It didn't curb the appetite for more about "boy genius" filmmaker Orson Welles, about William Randolph Hearst, the powerful media mogul whose anger he dared by making a thinly-disguised biopic, and Herman J. Mankiewicz — "Mank"— the outrageous, sozzled screenwriter who was caught in the crossfire (played in the new film by Gary Oldman).

Gary Oldman plays Herman Mankiewicz, the alcoholic, compulsive gambling screenwriter of "Citizen Kane," in David Fincher's "Mank."
Gary Oldman plays Herman Mankiewicz, the alcoholic, compulsive gambling screenwriter of "Citizen Kane," in David Fincher's "Mank."

The making of "Citizen Kane" is one of the greatest stories about the movies. But no one would want to tell it, if "Citizen Kane" didn't also happen to be the greatest movie.

What makes it so? There are a lot of ways to answer that question. But one is to simply say that it is the moviest movie.

It's the film that celebrates, more than any other, the medium itself. It's a love letter to the movies — everything they are, everything they can do.
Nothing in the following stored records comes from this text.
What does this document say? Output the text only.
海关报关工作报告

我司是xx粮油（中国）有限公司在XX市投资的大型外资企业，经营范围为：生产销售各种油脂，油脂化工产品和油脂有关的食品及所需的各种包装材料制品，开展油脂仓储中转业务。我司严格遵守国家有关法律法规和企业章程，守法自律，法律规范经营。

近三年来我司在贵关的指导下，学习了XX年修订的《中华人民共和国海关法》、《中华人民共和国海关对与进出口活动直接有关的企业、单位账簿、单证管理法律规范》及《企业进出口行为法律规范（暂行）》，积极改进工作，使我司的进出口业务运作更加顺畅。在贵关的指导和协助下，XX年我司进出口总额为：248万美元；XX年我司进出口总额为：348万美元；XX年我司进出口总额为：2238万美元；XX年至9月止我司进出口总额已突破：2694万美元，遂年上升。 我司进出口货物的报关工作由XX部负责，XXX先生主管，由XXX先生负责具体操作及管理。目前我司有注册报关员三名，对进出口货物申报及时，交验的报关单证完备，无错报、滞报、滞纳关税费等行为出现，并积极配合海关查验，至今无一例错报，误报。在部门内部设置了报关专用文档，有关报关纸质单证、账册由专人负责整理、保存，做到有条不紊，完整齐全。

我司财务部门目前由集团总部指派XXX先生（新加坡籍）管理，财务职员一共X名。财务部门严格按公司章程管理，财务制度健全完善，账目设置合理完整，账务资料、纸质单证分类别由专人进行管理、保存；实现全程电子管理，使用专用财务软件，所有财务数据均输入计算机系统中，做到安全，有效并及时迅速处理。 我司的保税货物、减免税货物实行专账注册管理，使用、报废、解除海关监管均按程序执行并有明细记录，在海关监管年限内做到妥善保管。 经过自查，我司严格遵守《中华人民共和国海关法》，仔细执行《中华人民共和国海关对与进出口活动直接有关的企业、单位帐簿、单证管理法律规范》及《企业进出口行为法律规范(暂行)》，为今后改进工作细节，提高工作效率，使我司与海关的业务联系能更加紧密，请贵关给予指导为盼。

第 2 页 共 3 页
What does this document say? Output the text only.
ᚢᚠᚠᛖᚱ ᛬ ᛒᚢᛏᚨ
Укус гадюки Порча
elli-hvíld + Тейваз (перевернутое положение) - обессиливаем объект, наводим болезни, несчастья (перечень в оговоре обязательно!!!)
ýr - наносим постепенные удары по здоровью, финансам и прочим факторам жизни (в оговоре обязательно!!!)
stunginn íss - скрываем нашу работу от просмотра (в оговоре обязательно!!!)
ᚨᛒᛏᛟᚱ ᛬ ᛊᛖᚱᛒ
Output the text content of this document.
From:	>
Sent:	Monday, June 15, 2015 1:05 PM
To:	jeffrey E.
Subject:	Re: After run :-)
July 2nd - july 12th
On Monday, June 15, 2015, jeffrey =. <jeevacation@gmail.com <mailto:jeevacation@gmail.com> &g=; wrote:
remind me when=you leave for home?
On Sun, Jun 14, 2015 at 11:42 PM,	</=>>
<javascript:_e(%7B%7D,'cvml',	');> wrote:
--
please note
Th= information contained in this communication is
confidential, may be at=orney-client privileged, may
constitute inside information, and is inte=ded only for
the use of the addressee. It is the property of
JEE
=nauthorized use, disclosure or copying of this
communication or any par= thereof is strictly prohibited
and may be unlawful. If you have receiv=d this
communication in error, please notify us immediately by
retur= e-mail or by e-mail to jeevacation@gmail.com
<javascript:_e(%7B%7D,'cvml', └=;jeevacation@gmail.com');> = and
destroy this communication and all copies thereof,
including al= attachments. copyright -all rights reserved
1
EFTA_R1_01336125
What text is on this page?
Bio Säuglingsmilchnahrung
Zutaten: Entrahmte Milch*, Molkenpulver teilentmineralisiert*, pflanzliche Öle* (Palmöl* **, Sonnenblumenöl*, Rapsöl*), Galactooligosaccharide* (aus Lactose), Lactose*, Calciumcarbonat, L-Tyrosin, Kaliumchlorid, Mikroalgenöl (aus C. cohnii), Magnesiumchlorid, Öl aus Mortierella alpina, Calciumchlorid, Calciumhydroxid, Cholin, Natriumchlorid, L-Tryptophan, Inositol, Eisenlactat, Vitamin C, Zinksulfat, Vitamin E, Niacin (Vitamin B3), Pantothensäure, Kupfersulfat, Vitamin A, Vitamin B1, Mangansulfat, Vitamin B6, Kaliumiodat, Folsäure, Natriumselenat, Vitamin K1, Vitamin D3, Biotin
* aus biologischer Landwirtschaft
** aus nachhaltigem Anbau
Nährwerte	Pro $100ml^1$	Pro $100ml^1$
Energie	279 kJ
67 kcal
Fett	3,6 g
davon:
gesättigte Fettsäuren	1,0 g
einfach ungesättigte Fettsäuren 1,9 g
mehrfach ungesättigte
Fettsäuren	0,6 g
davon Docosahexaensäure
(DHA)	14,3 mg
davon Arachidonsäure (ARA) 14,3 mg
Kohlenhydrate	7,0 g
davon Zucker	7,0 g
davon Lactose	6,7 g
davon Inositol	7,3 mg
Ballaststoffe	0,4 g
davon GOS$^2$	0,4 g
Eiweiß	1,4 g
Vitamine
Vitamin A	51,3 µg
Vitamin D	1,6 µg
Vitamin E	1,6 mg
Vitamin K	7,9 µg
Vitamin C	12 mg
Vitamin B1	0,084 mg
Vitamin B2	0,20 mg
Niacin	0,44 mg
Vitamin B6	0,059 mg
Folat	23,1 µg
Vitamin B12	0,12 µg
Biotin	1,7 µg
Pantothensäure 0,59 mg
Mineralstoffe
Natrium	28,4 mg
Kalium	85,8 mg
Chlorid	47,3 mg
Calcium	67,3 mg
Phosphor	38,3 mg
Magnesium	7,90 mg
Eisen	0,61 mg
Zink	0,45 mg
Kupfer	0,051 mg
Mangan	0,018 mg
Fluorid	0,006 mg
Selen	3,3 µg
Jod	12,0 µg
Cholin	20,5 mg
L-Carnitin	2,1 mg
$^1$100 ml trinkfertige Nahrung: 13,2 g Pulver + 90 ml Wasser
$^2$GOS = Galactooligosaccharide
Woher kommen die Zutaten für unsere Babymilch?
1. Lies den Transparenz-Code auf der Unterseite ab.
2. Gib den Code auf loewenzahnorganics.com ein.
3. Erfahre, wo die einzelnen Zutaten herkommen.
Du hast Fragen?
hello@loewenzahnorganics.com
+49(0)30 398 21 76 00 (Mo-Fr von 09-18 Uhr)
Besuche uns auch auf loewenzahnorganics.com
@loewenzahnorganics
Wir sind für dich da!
Orson Welles — all of 26 when "Citizen Kane" premiered — had already made a huge name for himself by pushing theater and radio to their limits. On stage, he had set "Julius Caesar" in fascist Italy and cast a Haitian "Macbeth" with African-American actors — commonplace ideas, now, but jaw-dropping to 1930s audiences. His experiments in making radio more vivid had reached a notorious climax when his 1938 "War of the Worlds" broadcast convinced a lot of listeners that squid-tentacled beings from the planet Mars had actually invaded Earth.

So when Welles arrived in Hollywood — given unheard-of carte blanche by RKO studios, who were desperate for a hit — it naturally followed that he would be making The Ultimate Movie.

He went into it with his usual gusto. "A movie studio is the best electric train set a boy ever had," he memorably said.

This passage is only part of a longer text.